Get the Recipe
Fish eggs, or roe, are harvested from so many kinds of fish and prepared in such innumerable ways that it's difficult to know where to begin.
The Russians are famous for their caviar harvested from sturgeon although red caviar, or salmon roe, is also beloved. The Japanese eat the same red caviar (called ikura) with white rice, either plainly or rolled up in sheets of seaweed. And if you've browsed the food section at Ikea, then you may have noticed that the Swedes are mighty fond of a smoked and salted cod roe paste that's squeezed from a tube onto sandwiches and crackers.
What unifies all these diverse fish egg experiences?
No matter the size of the egg or the species from which it came, fish roe is a globule-shaped vehicle to taste the ocean. Though tiny, roe is so full of flavor that you wonder if what you're tasting is real. That's the sense I get at least when eating a spoonful of black or red caviar—that popping release of briny yet sweet ocean liqueur.
Though you'll pay a hefty price for black caviar, red caviar is just as delicious and a fraction of the cost. It's available at most Japanese or Korean stores where sushi-grade fish is sold, and can also be found packed in glass jars at artisanal food stores.
Salmon roe is very good with blinis and sour cream, or even spooned as is onto buttered toast. A bowl of white rice topped with a layer of ikura is a meal in itself with perhaps a few pickles on the side. For years I ate it straight out of the package before realizing you could cook with it.

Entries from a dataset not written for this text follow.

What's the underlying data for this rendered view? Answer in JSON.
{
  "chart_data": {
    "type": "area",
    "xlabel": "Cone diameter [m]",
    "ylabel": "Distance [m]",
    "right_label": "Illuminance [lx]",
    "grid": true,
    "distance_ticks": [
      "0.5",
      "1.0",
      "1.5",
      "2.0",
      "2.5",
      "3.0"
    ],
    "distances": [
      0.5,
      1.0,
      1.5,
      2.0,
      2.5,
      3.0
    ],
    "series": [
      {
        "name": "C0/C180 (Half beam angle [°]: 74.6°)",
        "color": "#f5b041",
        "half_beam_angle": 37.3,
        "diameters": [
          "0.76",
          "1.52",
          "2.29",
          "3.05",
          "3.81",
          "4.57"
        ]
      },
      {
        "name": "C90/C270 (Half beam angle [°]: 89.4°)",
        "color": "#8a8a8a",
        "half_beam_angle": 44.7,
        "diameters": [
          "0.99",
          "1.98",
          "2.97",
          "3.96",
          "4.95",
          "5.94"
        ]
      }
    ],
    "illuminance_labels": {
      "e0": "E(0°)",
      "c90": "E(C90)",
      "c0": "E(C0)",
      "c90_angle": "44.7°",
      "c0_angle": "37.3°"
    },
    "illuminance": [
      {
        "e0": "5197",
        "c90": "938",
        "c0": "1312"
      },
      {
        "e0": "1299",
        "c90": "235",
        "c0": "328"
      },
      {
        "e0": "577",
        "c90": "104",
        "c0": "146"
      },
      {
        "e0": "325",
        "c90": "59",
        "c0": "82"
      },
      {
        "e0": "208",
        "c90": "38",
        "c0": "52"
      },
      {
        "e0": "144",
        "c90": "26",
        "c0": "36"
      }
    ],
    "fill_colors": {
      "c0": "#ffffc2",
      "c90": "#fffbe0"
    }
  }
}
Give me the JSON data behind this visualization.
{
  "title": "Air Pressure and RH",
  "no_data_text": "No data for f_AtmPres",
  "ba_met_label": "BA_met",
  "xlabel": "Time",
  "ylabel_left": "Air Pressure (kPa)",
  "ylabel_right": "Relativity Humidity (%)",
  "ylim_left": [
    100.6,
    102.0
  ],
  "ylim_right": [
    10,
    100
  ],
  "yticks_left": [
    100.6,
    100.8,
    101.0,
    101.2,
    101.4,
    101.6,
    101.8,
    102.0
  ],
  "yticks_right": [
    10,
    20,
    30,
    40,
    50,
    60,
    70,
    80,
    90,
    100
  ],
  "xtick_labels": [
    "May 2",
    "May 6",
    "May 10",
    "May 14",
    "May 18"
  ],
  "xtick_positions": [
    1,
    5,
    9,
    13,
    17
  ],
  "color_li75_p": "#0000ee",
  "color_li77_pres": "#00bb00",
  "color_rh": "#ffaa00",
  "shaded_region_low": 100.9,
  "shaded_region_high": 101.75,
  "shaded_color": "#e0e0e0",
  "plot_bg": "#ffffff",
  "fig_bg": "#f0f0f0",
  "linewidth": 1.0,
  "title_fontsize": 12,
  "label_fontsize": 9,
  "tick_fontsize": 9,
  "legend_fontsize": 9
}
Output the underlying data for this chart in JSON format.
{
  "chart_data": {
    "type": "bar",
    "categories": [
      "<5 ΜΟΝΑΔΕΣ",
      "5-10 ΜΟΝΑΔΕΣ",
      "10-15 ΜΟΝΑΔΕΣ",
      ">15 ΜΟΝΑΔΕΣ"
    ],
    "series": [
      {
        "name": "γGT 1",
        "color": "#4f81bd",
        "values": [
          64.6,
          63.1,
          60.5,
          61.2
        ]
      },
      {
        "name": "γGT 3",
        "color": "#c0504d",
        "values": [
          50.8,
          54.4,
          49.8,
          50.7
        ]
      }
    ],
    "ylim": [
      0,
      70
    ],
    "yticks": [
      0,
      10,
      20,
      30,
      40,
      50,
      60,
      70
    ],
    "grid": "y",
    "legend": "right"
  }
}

The Japanese steam ikura with pieces of lightly salted, seared salmon in a variation of another classic dish of chicken and egg (both preparations are plays on the concept of mother and child.) Steamed, the roe still retains its integrity and is milder in taste, losing a bit of the brininess.
Make your scrambled eggs with salmon roe and any fresh herbs of your choice. What the roe lacks in fat, the egg handily provides. The result is a salty, rich, indulgent variation of your typical morning eggs.